Induction of epithelial mesenchimal transition and vasculogenesis in the lenses of Dbl oncogene transgenic mice

• Published in: PloS one Vol. 4; no. 9; p. e7058
• Main Authors: Fardin, Paolo, Ognibene, Marzia, Vanni, Cristina, De Santanna, Amleto, Varesio, Luigi, Eva, Alessandra
• Format: Journal Article
• Language: English
• Published: United States Public Library of Science 16.09.2009; Public Library of Science (PLoS)
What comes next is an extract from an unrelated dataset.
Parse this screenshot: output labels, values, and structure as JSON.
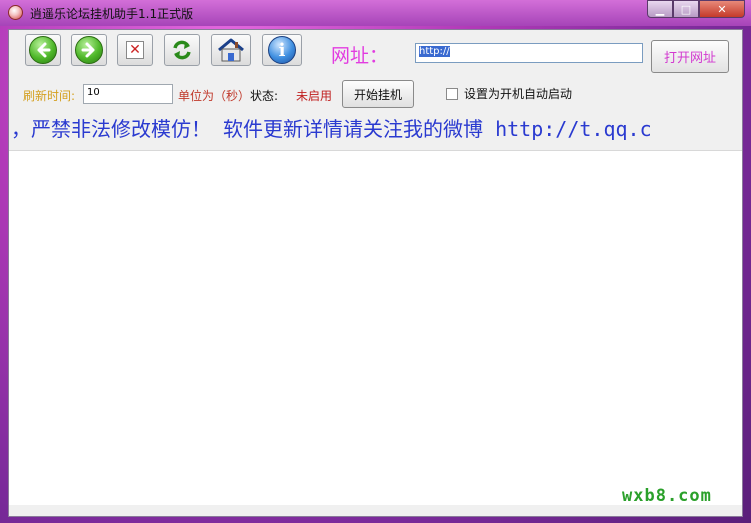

• Subjects: Aberration; Angiogenesis; Animals; Apoptosis; Cataracts; Cell Biology; Cell Biology/Cell Adhesion; Cell Biology/Cell Growth and Division; Cell Biology/Cytoskeleton; Cell Biology/Extra-Cellular Matrix; Cell Biology/Gene Expression; Cell Biology/Morphogenesis and Cell Biology; Cell Differentiation; Cell growth; Cell migration; Cell Movement; Cell Proliferation; Coding; Colorectal cancer; Developmental disabilities; Differentiation; Disruption; DNA microarrays; Epithelial cells; Epithelium - metabolism; Female; G proteins; Gene expression; Gene Expression Regulation; Gene regulation; Genes; Genetic aspects; Genetic engineering; Genetic transformation; Guanine Nucleotide Exchange Factors - genetics; Guanine Nucleotide Exchange Factors - physiology; Kidney diseases; Lens, Crystalline - blood supply; Lens, Crystalline - metabolism; Lenses; Male; Markers; Mesenchyme; Mesoderm - metabolism; Metallothionein; Metallothionein - chemistry; Mice; Mice, Transgenic; Modulation; Morphology; Oligonucleotides; Physiology; Proteins; Proto-oncogenes; rho GTP-Binding Proteins - metabolism; Rodents; Signaling; Transcription; Transcription factors; Transformation; Transgenic animals; Transgenic mice; Vascularization
• ISSN: 1932-6203; 1932-6203
• DOI: 10.1371/journal.pone.0007058

The Dbl family of proteins represents a large group of proto-oncogenes involved in cell growth regulation. The numerous domains that are present in many Dbl family proteins suggest that they act to integrate multiple inputs in complicated signaling networks involving the Rho GTPases. Alterations of the normal function of these proteins lead to pathological processes such as developmental disorders and neoplastic transformation. We generated transgenic mice introducing the cDNA of Dbl oncogene linked to the metallothionein promoter into the germ line of FVB mice and found that onco-Dbl expression in mouse lenses affected proliferation, migration and differentiation of lens epithelial cells. We used high density oligonucleotide microarray to define the transcriptional profile induced by Dbl in the lenses of 2 days, 2 weeks, and 6 weeks old transgenic mice. We observed modulation of genes encoding proteins promoting epithelial-mesenchymal transition (EMT), such as down-regulation of epithelial cell markers and up-regulation of fibroblast markers. Genes encoding proteins involved in the positive regulation of apoptosis were markedly down regulated while anti-apoptotic genes were strongly up-regulated. Finally, several genes encoding proteins involved in the process of angiogenesis were up-regulated. These observations were validated by histological and immunohistochemical examination of the transgenic lenses where vascularization can be readily observed. Onco-Dbl expression in mouse lens correlated with modulation of genes involved in the regulation of EMT, apoptosis and vasculogenesis leading to disruption of the lens architecture, epithelial cell proliferation, and aberrant angiogenesis. We conclude that onco-Dbl has a potentially important, previously unreported, capacity to dramatically alter epithelial cell migration, replication, polarization and differentiation and to induce vascularization of an epithelial tissue.